しんご

SUNNY 強い気持ち・強い愛のしんごのレビュー・感想・評価

SUNNY 強い気持ち・強い愛(2018年製作の映画)
3.8
新作が公開される度に劇場に走る程好きな大根仁監督が今回描くのは「友情」と「青春」。ややもすると直球過ぎて恥ずかしくなるテーマとベタなストーリーなのに要所要所で涙が零れてしまったのは、きっとこういう時期から自分が遠のいてしまったからなんだろう。

「年齢の割に若いね」というお世辞に少し嬉しくなるのはもう既に自分が若くない証拠というか、「若さ」が当たり前の状態じゃないから。「青春」についてもそうで、青春真っ盛りの時は何も気づかなくて後になって「あれが青春だったのかな?」とぼんやり思うもの。

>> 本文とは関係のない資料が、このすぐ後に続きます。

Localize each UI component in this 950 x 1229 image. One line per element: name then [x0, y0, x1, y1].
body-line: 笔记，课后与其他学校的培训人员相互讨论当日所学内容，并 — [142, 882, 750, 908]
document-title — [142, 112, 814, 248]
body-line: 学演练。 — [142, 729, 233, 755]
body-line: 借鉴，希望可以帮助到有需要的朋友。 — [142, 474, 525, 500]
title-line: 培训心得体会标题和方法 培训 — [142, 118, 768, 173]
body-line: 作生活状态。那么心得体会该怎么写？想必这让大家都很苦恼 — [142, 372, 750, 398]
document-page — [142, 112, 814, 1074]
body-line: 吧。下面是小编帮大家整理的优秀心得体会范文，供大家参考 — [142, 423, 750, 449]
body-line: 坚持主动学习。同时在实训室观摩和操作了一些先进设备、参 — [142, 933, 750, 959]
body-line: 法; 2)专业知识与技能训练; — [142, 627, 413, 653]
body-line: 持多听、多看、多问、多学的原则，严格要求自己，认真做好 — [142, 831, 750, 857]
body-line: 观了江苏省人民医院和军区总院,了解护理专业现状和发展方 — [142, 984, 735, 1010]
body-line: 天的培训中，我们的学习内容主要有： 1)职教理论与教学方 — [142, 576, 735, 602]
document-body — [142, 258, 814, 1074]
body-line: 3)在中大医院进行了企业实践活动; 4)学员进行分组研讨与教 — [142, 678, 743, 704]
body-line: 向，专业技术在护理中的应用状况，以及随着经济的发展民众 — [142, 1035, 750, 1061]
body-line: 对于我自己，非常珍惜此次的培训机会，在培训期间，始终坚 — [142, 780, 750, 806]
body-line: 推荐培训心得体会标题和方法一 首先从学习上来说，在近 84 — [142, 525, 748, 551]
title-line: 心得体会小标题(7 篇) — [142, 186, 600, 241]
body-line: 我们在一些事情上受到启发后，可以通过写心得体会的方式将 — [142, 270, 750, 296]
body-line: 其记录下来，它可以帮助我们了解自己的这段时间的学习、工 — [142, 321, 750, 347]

でも、青春は「あの頃が一番よかった」と浸るための道具でなく今を生きる原動力なんだと本作が教えてくれる。かつて青春を謳歌した仲良しグループ「SUNNY」のリーダー格であった芹香のガンをきっかけに動き出す面々はそれぞれに年齢ならではの苦悩や葛藤を抱えているが、かつての「青春」が彼女らを未来へと前進させていく。そんなメンツの心情の移り変わりを高校時代と現在を交互にスイッチして表現する演出はとても好きだった。

相変わらずリリー・フランキーは出番少ないのに美味しい所持っていくし、芹香役の板谷由夏さんはやっぱ演技上手い。だけど、個人的には奈々役の池田エライザのあの影のある色気がとても素敵だった。何で女子高生が屋台のおでん屋に直行するんだよというツッコミ所はあったけども笑、あのシーンの池田さんと広瀬すずのやり取りは好きだった。ちなみに、屋台の店主は「深夜食堂」の忠さん役でお馴染みの不破万作さん。いい芝居してたね。

劇中を彩る90年代の名曲はどれも素敵だったけれど改めて「SWEET 19 BLUES」が最高の曲だと再認識。こんな素敵な曲を作った小室さん、歌った安室ちゃんが両方引退したのは寂しいし、そんな時期に本作が公開されたのも感慨深い。